Часто слышится этот якутский радостный возглас.

Он напоминает чукотское «Тагам!»

...Сменился вновь мой ямщик. Теперь это пожилой, худощавый якут, чем-то похожий на Атыка. Волосы цвета воронова крыла с синевой, во рту трубка с черкасским табаком. Тот же бронзовый загар на широких скулах, немного помороженных.

В Якутии холоднее, чем на Чукотке. Здесь дальше от моря, а там сказывалась его близость. На ямщике пыжиковая, кофейного цвета кухлянка и кольцеообразный шарф — мойтрук из черных беличьих хвостов. Каюр спит, покрываясь пушистым одеялом, сшитым искусно из заячьих лапок. Оно очень легкое и очень теплое.

Комсомольцы в Певеке были правы, когда хвалили чукотские плекеты. Как бы глубоко ни провалился я в снежную яму, ноги всегда сухи. Высокие якутские торбаза постоянно черпают снег. Поутру после ловли оленей ямщики выколачивают свои торбаза, полные снега.

Стужа учит путешественника беречь тепло. К нартам я выхожу, полностью готовый к поездке. Вся одежда тщательно подогнана. Кухлянка повязана по-ямщицки длинным в сажень кушаком-опояской. Конайты надежно завязаны у самых щиколоток. В пятидесятиградусный мороз не станешь переодеваться в пути. Перед выездом пьем с ямщиком горячий чай, поглощаем побольше масла — лучшее средство от мороза. Если придется снять на минуту рукавичку, то делаю это, осторожно прижимая ее свободной рукой, чтобы не выпустить из рукавицы живительный теплый воздух — мое тепло.

Днюем в Эбяхе, в наслежном совете, в просторной юрте, где холодно, как на улице, и в углах лед.

Ночью светит луна первой четверти. Скоро два месяца в пути. От Средне-Колымска мы забираем снова на север, поднимаемся к Абыю.

Держатся пятидесятиградусные морозы. Хорошо, что мы на оленях. На узкой собачьей нарте долго не высидеть в такую стужу, на широкой оленьей можно полежать, забравшись в кукуль.

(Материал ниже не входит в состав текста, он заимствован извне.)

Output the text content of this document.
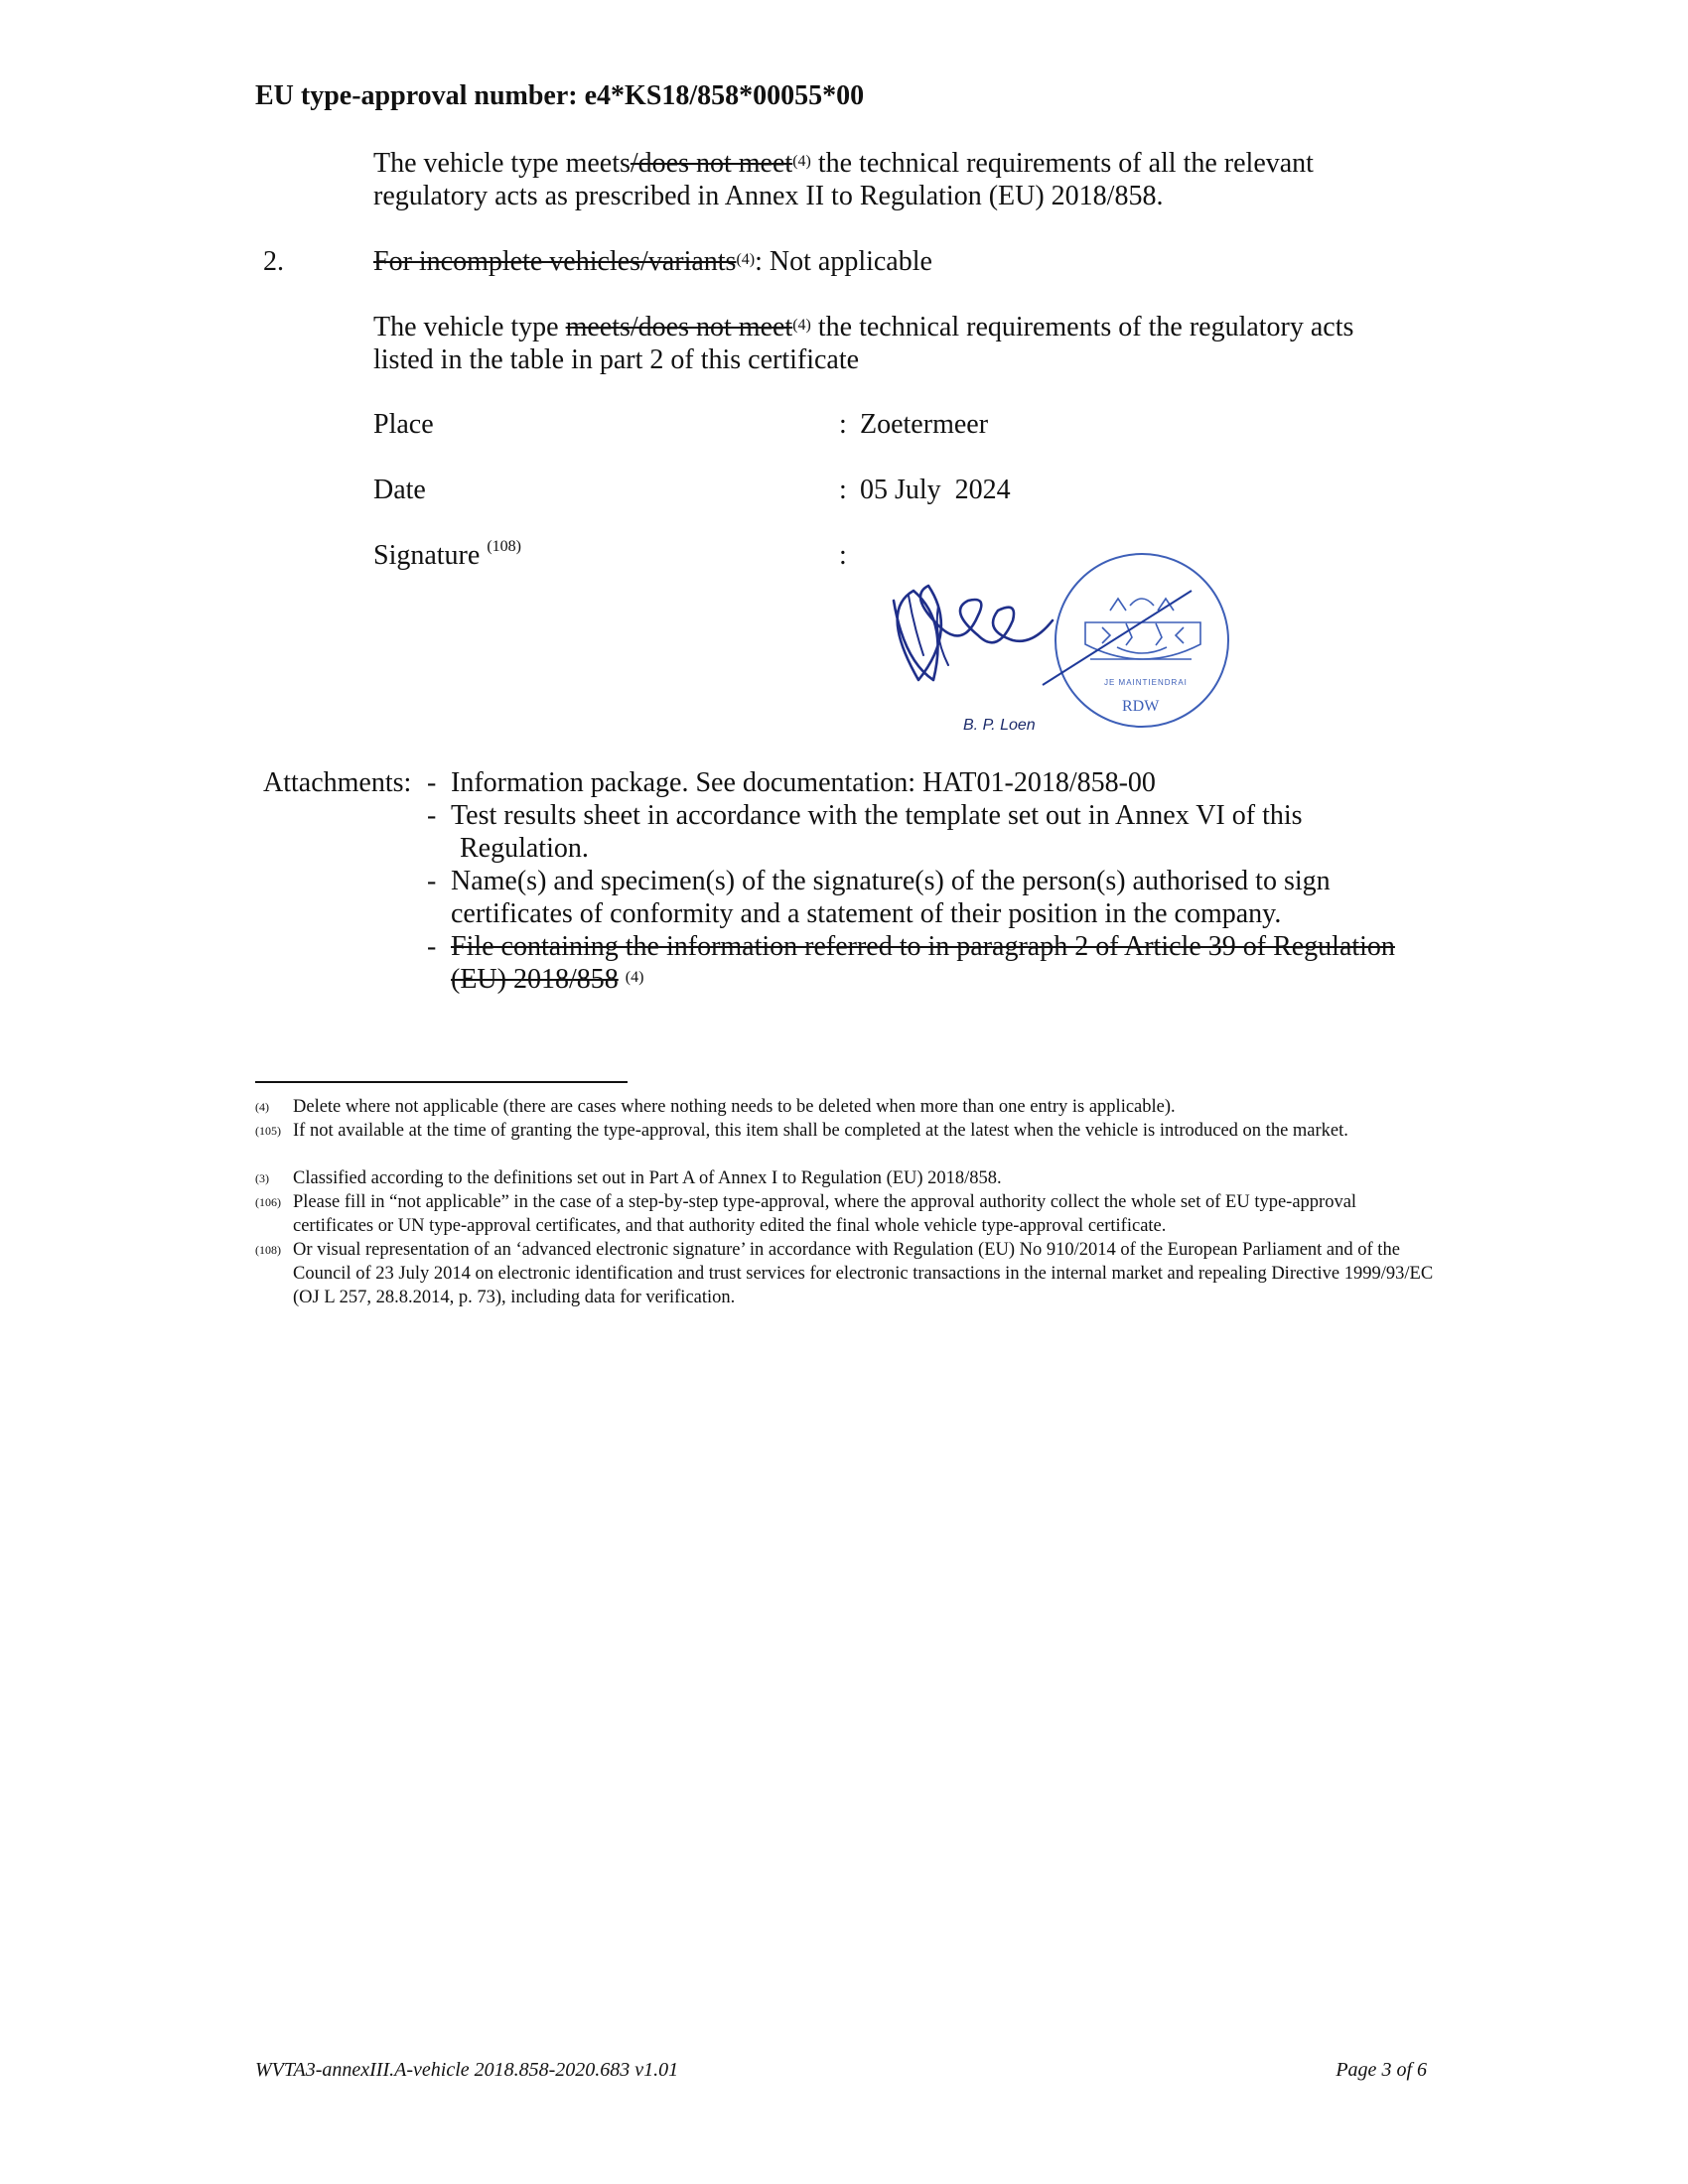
EU type-approval number: e4*KS18/858*00055*00
The vehicle type meets/does not meet$^{(4)}$ the technical requirements of all the relevant
regulatory acts as prescribed in Annex II to Regulation (EU) 2018/858.
2.	For incomplete vehicles/variants$^{(4)}$: Not applicable
The vehicle type meets/does not meet$^{(4)}$ the technical requirements of the regulatory acts
listed in the table in part 2 of this certificate
Place	: Zoetermeer
Date	: 05 July  2024
Signature $^{(108)}$	:
JE MAINTIENDRAI
RDW
B. P. Loen
Attachments: - Information package. See documentation: HAT01-2018/858-00
- Test results sheet in accordance with the template set out in Annex VI of this
Regulation.
- Name(s) and specimen(s) of the signature(s) of the person(s) authorised to sign
certificates of conformity and a statement of their position in the company.
- File containing the information referred to in paragraph 2 of Article 39 of Regulation
(EU) 2018/858 $^{(4)}$
(4) Delete where not applicable (there are cases where nothing needs to be deleted when more than one entry is applicable).
(105) If not available at the time of granting the type-approval, this item shall be completed at the latest when the vehicle is introduced on the market.
(3) Classified according to the definitions set out in Part A of Annex I to Regulation (EU) 2018/858.
(106) Please fill in “not applicable” in the case of a step-by-step type-approval, where the approval authority collect the whole set of EU type-approval certificates or UN type-approval certificates, and that authority edited the final whole vehicle type-approval certificate.
(108) Or visual representation of an ‘advanced electronic signature’ in accordance with Regulation (EU) No 910/2014 of the European Parliament and of the Council of 23 July 2014 on electronic identification and trust services for electronic transactions in the internal market and repealing Directive 1999/93/EC (OJ L 257, 28.8.2014, p. 73), including data for verification.
WVTA3-annexIII.A-vehicle 2018.858-2020.683 v1.01	Page 3 of 6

— Э-э-э! — покрикивает ямщик.

Он пугает оленей своими криками. Олени .боятся голоса хозяина, как удара палки.

Достается больше других передним оленям, каюр часто перепрягает их, пополняет свежими, теми, что бегут позади, привязанные к крайней нарте и зовутся «запасными». Запасные бегут без нагрузки, отдыхают, чтобы затем сменять уставших.

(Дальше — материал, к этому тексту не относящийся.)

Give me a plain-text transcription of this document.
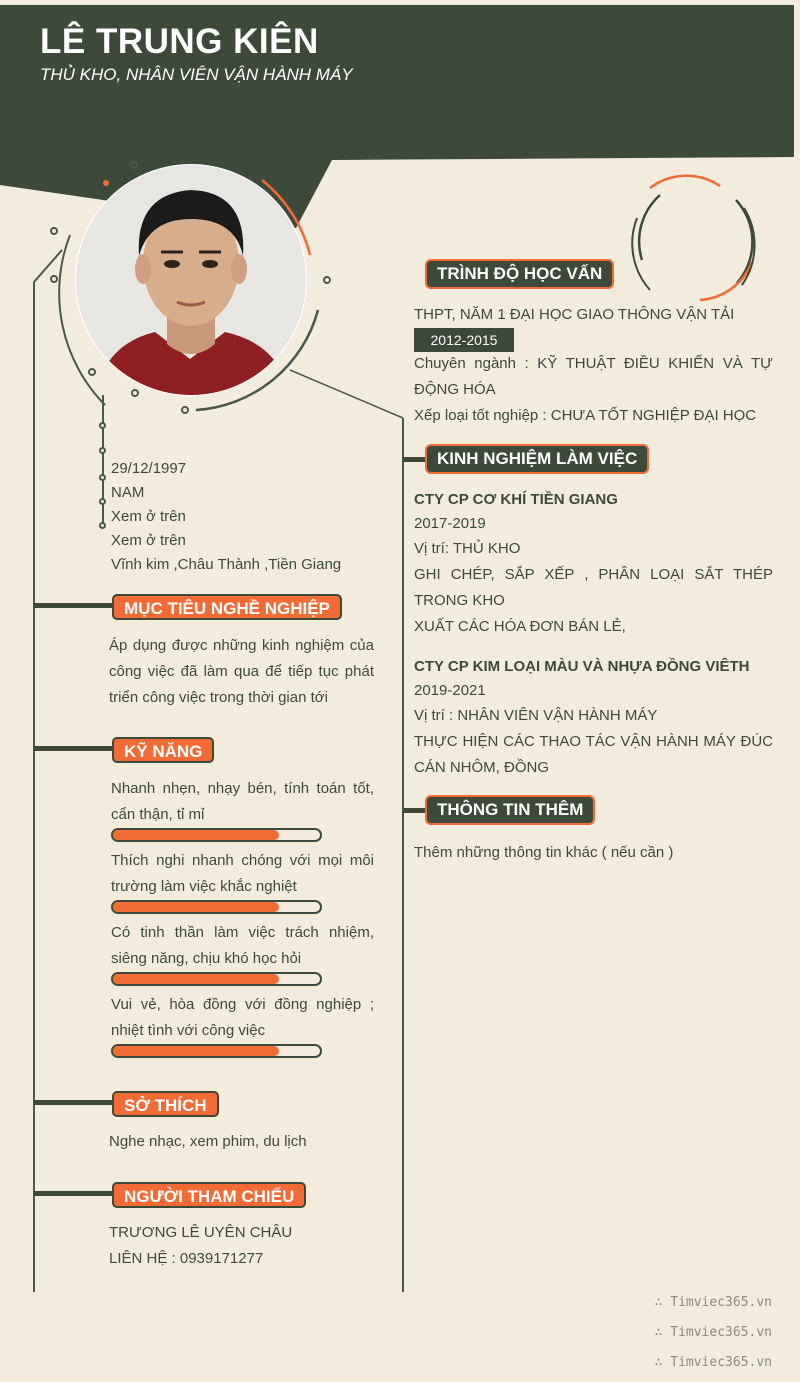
LÊ TRUNG KIÊN
THỦ KHO, NHÂN VIÊN VẬN HÀNH MÁY
29/12/1997
NAM
Xem ở trên
Xem ở trên
Vĩnh kim ,Châu Thành ,Tiền Giang
MỤC TIÊU NGHỀ NGHIỆP
Áp dụng được những kinh nghiệm của công việc đã làm qua để tiếp tục phát triển công việc trong thời gian tới
KỸ NĂNG
Nhanh nhẹn, nhạy bén, tính toán tốt, cẩn thận, tỉ mỉ
Thích nghi nhanh chóng với mọi môi trường làm việc khắc nghiệt
Có tinh thần làm việc trách nhiệm, siêng năng, chịu khó học hỏi
Vui vẻ, hòa đồng với đồng nghiệp ; nhiệt tình với công việc
SỞ THÍCH
Nghe nhạc, xem phim, du lịch
NGƯỜI THAM CHIẾU
TRƯƠNG LÊ UYÊN CHÂU
LIÊN HỆ : 0939171277
TRÌNH ĐỘ HỌC VẤN
THPT, NĂM 1 ĐẠI HỌC GIAO THÔNG VẬN TẢI
2012-2015
Chuyên ngành : KỸ THUẬT ĐIỀU KHIỂN VÀ TỰ ĐỘNG HÓA
Xếp loại tốt nghiệp : CHƯA TỐT NGHIỆP ĐẠI HỌC
KINH NGHIỆM LÀM VIỆC
CTY CP CƠ KHÍ TIỀN GIANG
2017-2019
Vị trí: THỦ KHO
GHI CHÉP, SẮP XẾP , PHÂN LOẠI SẮT THÉP TRONG KHO
XUẤT CÁC HÓA ĐƠN BÁN LẺ,
CTY CP KIM LOẠI MÀU VÀ NHỰA ĐỒNG VIÊTH
2019-2021
Vị trí : NHÂN VIÊN VẬN HÀNH MÁY
THỰC HIỆN CÁC THAO TÁC VẬN HÀNH MÁY ĐÚC CÁN NHÔM, ĐỒNG
THÔNG TIN THÊM
Thêm những thông tin khác ( nếu cần )
∴ Timviec365.vn
∴ Timviec365.vn
∴ Timviec365.vn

До сорокаградусного мороза я иногда на ходу вел записи. Но в более сильные морозы это невозможно. Надо успеть вынуть из верхнего кармана камлейки блокнот с карандашом, записать хотя бы два-три слова, чтобы потом по ним восстановить то, что может забыться. Но едва только выпростаешь руку, возьмешься за карандаш, как рука онемеет, станет чужой, непослушной. Надо немедленно прятать ее обратно и ждать, пока тепло, собирающееся под защитой волчьего камуса, оживит руку.

Покидаем Эбях вечером в сильный мороз. В пути я задремал и проснулся от сильного холода, ломившего плечи. Нарта стояла без ямщика. Куда же делись товарищи? Где ямщик? В тайге нет дорог, нет вешек, нет следов. Все заметено снегом. Луна светит немыслимо ярко. Вдалеке вижу лесок. Надо гнать к леску, там не так хватает ветер, там теплее...

Олени не слушаются меня. Тогда, подобно ямщику, начинаю громко кричать, пошевеливать их. Олени встают, и я едва успеваю вскочить на нарту. Упряжка несется вперед к спасительному лесочку. Но недолго. Вскоре олени переходят с рыси на медленный шаг, затем резко сворачивают влево и останавливаются, чтобы копать снег, искать мох — ягель. Что я ни делаю, как ни стараюсь подражать ямщику, все напрасно. Оленей от пастбища не отогнать. Остается одно: забраться на нарту в кукуль и ждать. Олени подкормятся, отдохнут, а там, гляди, со светом можно будет ехать вперед, «нюхать дым», искать юрту...

И вдруг голоса! Это мои товарищи. Оказалось, что в пути оторвались две задние нарты.

Ямщик не сразу обнаружил исчезновение нарт, а когда хватился, их уже не было видно. Он не стал будить меня, отвязал передние нарты от моих и пустился обратно на поиски. Пропавших ямщик разыскал в шести километрах.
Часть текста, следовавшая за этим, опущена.